COMMENTARY: Dunce caps for the candidates when talk turns to religion

c. 1996 Religion News Service (Charles W. Colson, former special counsel to Richard Nixon, served a prison term for his role in the Watergate scandal. He now heads Prison Fellowship International, an evangelical Christian ministry to the imprisoned and their families. Contact Colson via e-mail at 71421.1551(at)compuserve.com.) (UNDATED) Well, it’s clear that neither President Clinton […]

c. 1996 Religion News Service

(Charles W. Colson, former special counsel to Richard Nixon, served a prison term for his role in the Watergate scandal. He now heads Prison Fellowship International, an evangelical Christian ministry to the imprisoned and their families. Contact Colson via e-mail at 71421.1551(at)compuserve.com.)

(UNDATED) Well, it’s clear that neither President Clinton nor Bob Dole watch the History Channel. Both were also apparently absent from school those days when the subject was America’s religious roots.


How else to explain both candidates’ incredible slighting of Christianity’s role in American history during their final debate? Moe, Larry and Curly could have presented a more thorough discourse on quantum physics than the history lesson we got from our candidates, one of whom is a Rhodes Scholar.

The dunce caps came out in San Diego soon after Ron Hite, who introduced himself as a minister, asked the candidates this question:”This great nation has been established by the founding fathers who possessed very strong Christian beliefs and godly principles. If elected president of the United States what would you do to return this nation to those basic principles?” This, of course, is the sort of question that Bob Dole might plant at one of his folksy Rotarian gatherings, and that President Clinton would knock out of the sanctuary during a visit to a rebuilt church. But on national television, both men responded in much the same way parents might when their young children ask where babies come from:”I believe, dear, it was a cabbage patch.” In short, they dodged the question.

Dole, the underdog who not long ago sidled into a Christian Coalition conference to present his bona fides, opined,”Well, no doubt about it, our founding fathers had a great deal of wisdom.”He then lurched into an attack on big government and mentioned that he keeps a copy the 10th Amendment close to his heart. If he had announced that he personally changes the oil in his cars the aura of incoherence would not have been more profound.

President Clinton did at least mention religion in his response, though he tried to simultaneously cover so many bases that even for this versatile politician it was a major stretch.”This is the most religious, great country in history,”he began,”and yet, interestingly enough, we have the most religious freedom of any country in the world, including the freedom not to believe.”He not only ignored the Christian roots of America but seemed downright proud that we are a nation that protects atheists.

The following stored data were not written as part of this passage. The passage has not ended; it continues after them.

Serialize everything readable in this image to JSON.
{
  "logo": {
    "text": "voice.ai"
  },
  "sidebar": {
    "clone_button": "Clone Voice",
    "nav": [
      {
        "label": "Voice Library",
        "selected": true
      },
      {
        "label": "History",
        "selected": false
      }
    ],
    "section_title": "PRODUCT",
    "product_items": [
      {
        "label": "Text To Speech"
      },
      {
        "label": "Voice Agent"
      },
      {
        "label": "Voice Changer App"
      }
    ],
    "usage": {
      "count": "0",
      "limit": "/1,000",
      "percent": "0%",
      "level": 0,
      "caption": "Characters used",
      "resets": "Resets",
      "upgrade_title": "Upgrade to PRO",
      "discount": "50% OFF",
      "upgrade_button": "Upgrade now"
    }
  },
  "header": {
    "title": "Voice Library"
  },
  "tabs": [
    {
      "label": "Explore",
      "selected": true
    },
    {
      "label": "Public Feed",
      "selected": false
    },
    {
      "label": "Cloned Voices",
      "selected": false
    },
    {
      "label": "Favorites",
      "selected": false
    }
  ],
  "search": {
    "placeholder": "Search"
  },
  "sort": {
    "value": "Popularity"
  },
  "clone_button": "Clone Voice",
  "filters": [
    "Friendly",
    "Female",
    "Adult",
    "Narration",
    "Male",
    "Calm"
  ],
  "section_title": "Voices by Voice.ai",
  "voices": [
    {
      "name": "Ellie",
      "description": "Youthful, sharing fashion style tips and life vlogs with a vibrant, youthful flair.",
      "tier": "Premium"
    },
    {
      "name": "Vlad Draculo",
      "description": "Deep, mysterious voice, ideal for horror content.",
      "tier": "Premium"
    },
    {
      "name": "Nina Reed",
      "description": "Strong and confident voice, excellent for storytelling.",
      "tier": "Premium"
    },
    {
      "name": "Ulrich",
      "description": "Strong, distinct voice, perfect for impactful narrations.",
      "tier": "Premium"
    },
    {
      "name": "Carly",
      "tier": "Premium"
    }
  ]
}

But then Clinton added an incredible statement for a professing Christian to make:”The fundamental tenets of virtually every religion are the same.”Perhaps forgetting such practices as widow-burning in Hindu nations, removing the hands of thieves and heads of apostates in the Muslim world, and, of course, the core dispute between Christianity, which teaches that Jesus is God, and all the other religions, which by definition believe that such a belief is utter nonsense.

All of us understand, of course, that presidents serve all people, and therefore do not want to make people of any faith _ and certainly not atheists, God forbid _ feel unwanted. But to deny Christianity’s bedrock role in our history is to deny reality itself.

It would not have hurt either of these candidates to mention that, yes, the adherents to the Mayflower Compact came to this country”for the advancement of the Christian faith and honor of our king and country,”as their charter put it, and that Jamestown settlers did not call upon Buddha in their time of need. Similarly, either candidate could have made the non-controversial observation that, yes, that is a likeness of Moses staring down from the fresco above the Speaker’s chair in the U.S. House of Representatives.


Instead of an arcane reference to the 10th Amendment, Dole might have passed on the undisputed fact that most of the founders were profoundly religious men _ Christian and Deist alike _ as reflected in a certain declaration they signed, at some risk to their personal safety, which held that”all men are endowed by the Creator with certain inalienable rights.”Or he might have quoted second president John Adams:”Our Constitution was made only for a moral and religious people. It is wholly inadequate for the government of any other.” Some of our historical revisionists might argue that Christianity was the furthest thing from Adams’ mind; perhaps they would have us believe that Adams somehow foresaw the arrival of the Rev. Sun Myung Moon on these happy shores. Most will know better.

In fact, these men could have said something so innocuous as to point out that when either takes the oath of office, it is highly unlikely that his hand will rest upon a copy of the Humanist Manifesto.

There are many people who are busy writing America’s Christian heritage out of the history books, all the better to cut Americans off from their past. This is not merely politically correct silliness; it is removing the fundamental building block of American culture.

George Orwell was right: Whoever controls history controls the present. People without historic grounding are easy pickings for tyrants.

That’s why the history lesson taught to us by the two candidates for the highest office does such a disservice. To deny the basic role played by Christianity in the history of the United States is a much greater lapse than, say, misspelling the word potato.